3. Development Guidelines

hwmonitor is built with extreme performance, modularity, and memory safety in mind. Please adhere to the following when writing code:

Architecture

  • No Shell Commands: Do not use system(), popen(), or execute external binaries (like lspci or dmidecode). All hardware discovery must be done by parsing standard Linux interfaces (/sys/, /proc/, etc.).
  • Modularity: Keep hardware logic separated. If you add a new hardware type (e.g., disk.c), ensure it has its own header and doesn't tightly couple with other hardware modules.
  • Minimal Dependencies: We aim to keep dependencies to an absolute minimum to maintain a tiny footprint. We currently use cJSON (via git submodule) for serialization, and libcurl for AI network requests.

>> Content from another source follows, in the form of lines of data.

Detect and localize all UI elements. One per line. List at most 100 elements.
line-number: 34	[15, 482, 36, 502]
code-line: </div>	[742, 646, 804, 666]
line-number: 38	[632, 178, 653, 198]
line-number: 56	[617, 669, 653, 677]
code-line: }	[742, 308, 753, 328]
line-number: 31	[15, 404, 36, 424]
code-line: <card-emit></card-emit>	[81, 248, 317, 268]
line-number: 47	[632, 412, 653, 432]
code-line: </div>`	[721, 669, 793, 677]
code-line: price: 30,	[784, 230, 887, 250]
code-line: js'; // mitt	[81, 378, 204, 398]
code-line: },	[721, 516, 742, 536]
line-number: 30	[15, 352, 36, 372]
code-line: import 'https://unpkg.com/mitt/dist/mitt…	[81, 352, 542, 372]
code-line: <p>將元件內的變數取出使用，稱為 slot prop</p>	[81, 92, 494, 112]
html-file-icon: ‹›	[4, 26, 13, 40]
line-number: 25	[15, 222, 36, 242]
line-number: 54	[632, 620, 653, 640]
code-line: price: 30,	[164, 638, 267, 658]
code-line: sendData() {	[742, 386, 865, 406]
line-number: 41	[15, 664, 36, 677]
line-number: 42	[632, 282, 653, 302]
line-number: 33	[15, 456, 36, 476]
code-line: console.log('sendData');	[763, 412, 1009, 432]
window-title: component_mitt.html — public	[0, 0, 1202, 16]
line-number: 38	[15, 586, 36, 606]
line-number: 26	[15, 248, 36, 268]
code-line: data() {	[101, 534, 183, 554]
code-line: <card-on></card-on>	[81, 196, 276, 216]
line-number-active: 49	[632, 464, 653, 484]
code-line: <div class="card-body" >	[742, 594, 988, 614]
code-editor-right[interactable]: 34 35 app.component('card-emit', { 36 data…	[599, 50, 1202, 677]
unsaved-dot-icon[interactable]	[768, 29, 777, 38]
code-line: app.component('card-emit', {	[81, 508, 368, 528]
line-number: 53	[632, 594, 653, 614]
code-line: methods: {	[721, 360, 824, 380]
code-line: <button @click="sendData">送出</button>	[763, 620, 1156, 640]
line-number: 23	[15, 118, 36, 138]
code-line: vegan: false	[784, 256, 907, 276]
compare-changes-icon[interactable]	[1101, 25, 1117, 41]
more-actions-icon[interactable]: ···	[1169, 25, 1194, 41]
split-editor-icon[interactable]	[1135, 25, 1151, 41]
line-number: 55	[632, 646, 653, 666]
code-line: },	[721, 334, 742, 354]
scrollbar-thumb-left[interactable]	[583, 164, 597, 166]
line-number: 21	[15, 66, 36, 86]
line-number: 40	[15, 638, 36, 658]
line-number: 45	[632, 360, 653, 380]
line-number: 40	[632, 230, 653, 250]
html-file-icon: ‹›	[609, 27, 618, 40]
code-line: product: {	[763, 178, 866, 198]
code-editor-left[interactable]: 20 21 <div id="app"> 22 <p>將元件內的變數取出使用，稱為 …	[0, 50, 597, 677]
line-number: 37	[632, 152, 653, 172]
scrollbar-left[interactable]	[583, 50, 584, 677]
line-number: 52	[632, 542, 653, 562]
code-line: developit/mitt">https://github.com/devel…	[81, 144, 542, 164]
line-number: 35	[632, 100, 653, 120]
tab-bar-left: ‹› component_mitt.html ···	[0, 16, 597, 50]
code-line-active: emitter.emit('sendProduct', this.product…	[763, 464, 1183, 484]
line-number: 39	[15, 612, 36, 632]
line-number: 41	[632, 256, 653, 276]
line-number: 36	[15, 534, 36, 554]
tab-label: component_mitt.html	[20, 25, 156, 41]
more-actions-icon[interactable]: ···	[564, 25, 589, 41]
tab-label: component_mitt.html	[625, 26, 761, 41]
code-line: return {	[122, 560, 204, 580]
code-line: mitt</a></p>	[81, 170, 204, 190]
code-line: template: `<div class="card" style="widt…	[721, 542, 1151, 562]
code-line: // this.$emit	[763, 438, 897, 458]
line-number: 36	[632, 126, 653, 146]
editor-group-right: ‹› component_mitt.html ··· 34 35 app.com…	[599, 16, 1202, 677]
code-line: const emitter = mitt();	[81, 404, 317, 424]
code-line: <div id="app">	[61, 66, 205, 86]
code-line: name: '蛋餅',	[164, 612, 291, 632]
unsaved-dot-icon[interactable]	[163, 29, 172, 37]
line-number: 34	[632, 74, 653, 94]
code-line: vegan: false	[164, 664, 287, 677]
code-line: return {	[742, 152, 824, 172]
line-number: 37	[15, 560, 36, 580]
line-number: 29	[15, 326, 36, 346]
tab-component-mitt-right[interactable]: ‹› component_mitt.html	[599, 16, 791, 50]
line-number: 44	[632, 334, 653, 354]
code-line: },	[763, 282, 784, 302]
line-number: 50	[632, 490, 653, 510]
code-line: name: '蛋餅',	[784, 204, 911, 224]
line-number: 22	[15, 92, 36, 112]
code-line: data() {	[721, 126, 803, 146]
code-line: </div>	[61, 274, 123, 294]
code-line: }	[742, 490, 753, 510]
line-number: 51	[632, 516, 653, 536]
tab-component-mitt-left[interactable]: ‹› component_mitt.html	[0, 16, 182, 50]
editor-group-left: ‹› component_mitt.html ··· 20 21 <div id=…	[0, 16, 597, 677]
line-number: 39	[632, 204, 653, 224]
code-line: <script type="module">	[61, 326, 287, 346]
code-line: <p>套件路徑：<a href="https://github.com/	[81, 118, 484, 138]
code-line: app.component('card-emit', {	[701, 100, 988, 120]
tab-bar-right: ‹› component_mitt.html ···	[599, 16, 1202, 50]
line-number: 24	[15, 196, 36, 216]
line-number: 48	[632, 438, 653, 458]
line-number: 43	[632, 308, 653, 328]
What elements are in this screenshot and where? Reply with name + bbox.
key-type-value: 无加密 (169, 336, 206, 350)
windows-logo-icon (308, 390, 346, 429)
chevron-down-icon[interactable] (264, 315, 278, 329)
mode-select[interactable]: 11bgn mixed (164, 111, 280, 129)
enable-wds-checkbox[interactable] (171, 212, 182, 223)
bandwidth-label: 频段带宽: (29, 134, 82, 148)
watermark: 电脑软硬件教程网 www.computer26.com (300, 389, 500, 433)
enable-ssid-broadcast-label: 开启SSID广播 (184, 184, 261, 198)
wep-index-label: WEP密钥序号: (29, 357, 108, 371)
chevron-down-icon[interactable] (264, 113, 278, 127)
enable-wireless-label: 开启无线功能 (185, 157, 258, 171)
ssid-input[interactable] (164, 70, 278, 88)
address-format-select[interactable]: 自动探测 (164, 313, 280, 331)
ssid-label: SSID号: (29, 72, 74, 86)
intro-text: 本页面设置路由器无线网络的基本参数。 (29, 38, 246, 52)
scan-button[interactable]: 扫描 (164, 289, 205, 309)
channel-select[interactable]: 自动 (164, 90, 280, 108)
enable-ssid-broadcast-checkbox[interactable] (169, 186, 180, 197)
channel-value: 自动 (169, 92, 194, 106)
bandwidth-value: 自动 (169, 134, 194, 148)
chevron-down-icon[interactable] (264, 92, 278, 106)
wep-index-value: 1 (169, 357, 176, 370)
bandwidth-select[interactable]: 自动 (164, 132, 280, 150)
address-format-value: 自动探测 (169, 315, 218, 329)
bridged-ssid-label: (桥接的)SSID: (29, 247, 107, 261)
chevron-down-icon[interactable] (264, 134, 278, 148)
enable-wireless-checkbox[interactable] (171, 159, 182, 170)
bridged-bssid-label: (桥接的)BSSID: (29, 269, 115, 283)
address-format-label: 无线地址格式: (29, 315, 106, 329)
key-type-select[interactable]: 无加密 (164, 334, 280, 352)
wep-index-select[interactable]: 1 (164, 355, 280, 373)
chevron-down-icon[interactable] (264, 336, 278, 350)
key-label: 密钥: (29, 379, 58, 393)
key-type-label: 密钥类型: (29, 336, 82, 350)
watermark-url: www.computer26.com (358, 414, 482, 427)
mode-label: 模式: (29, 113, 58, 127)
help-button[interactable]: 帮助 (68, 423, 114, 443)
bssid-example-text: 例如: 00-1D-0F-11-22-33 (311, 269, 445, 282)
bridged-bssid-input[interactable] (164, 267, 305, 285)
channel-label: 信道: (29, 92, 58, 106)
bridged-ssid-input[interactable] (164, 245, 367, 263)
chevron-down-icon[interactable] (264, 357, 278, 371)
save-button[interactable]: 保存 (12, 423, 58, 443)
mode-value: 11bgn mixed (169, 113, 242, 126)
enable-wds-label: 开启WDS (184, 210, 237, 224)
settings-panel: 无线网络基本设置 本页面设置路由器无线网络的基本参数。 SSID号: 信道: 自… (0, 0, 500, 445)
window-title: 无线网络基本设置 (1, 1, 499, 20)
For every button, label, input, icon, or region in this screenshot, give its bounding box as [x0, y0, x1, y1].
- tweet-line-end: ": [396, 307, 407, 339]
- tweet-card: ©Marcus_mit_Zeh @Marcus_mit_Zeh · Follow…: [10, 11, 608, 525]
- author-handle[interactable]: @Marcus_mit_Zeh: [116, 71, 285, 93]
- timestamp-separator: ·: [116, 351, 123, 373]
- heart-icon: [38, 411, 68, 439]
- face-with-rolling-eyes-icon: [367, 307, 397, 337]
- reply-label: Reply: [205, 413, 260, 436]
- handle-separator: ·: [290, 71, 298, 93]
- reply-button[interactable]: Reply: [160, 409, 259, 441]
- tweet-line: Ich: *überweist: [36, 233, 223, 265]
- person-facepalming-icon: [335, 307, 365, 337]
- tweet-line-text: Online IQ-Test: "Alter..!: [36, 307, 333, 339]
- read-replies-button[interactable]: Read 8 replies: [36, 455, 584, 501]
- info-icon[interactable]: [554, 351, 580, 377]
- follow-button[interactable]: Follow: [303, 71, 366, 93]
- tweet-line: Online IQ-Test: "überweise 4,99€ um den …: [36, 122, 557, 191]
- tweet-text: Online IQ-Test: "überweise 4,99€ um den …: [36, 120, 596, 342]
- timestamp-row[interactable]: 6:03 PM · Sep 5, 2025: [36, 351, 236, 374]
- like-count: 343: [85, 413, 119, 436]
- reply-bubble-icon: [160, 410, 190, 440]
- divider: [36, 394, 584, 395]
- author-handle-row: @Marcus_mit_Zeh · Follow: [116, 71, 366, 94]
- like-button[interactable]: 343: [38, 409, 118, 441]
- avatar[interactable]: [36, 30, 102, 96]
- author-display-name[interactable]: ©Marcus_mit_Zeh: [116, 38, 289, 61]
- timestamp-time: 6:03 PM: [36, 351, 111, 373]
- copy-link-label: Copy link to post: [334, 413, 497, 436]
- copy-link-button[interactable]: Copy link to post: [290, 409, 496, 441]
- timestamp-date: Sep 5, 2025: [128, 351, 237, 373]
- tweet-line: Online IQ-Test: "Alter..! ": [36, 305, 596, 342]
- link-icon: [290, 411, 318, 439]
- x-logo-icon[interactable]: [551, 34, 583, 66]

Please discuss before adding any new system-wide dependencies.
  • Separation of Concerns: Keep hardware discovery logic in src/linux/ separate from external API integrations in src/api/.

Code Style (Linux Kernel Style)

This project strongly adheres to the Linux kernel coding style conventions:

  • Indentation: Use 2 spaces for indentation.
  • Braces: Single-statement if/for/while blocks must not use braces.
    // Bad
    if (!ptr) {
      return -1;
    }
    
    // Good
    if (!ptr)
      return -1;
  • Null Checks: Use !ptr instead of ptr == NULL.
  • Pointers: Bind the asterisk to the type, not the variable (e.g., char* str, not char *str).

Memory Safety

  • This project has a zero-leak policy.
  • Every allocated struct must have a corresponding deep-free function (e.g., free_cpu(), free_battery()).
  • Ensure all dynamically allocated strings inside structs are freed before the struct itself is freed.

4. Submitting Changes

  1. Test your changes: Run make clean && make and ensure the binary builds without errors or warnings.
  2. Verify memory: Use tools like valgrind to ensure your new features do not introduce memory leaks (test both standard and API paths).
    valgrind ./build/hwmonitor.o --all
    # and if testing AI features:
    valgrind ./build/hwmonitor.o --cpu --ai "Test prompt"
  3. Commit: Write clear, concise commit messages.
  4. Push: Push your branch to your fork.
  5. Pull Request: Open a Pull Request against the master branch. Provide a detailed description of what your PR does and why it is necessary.

We look forward to reviewing your contributions!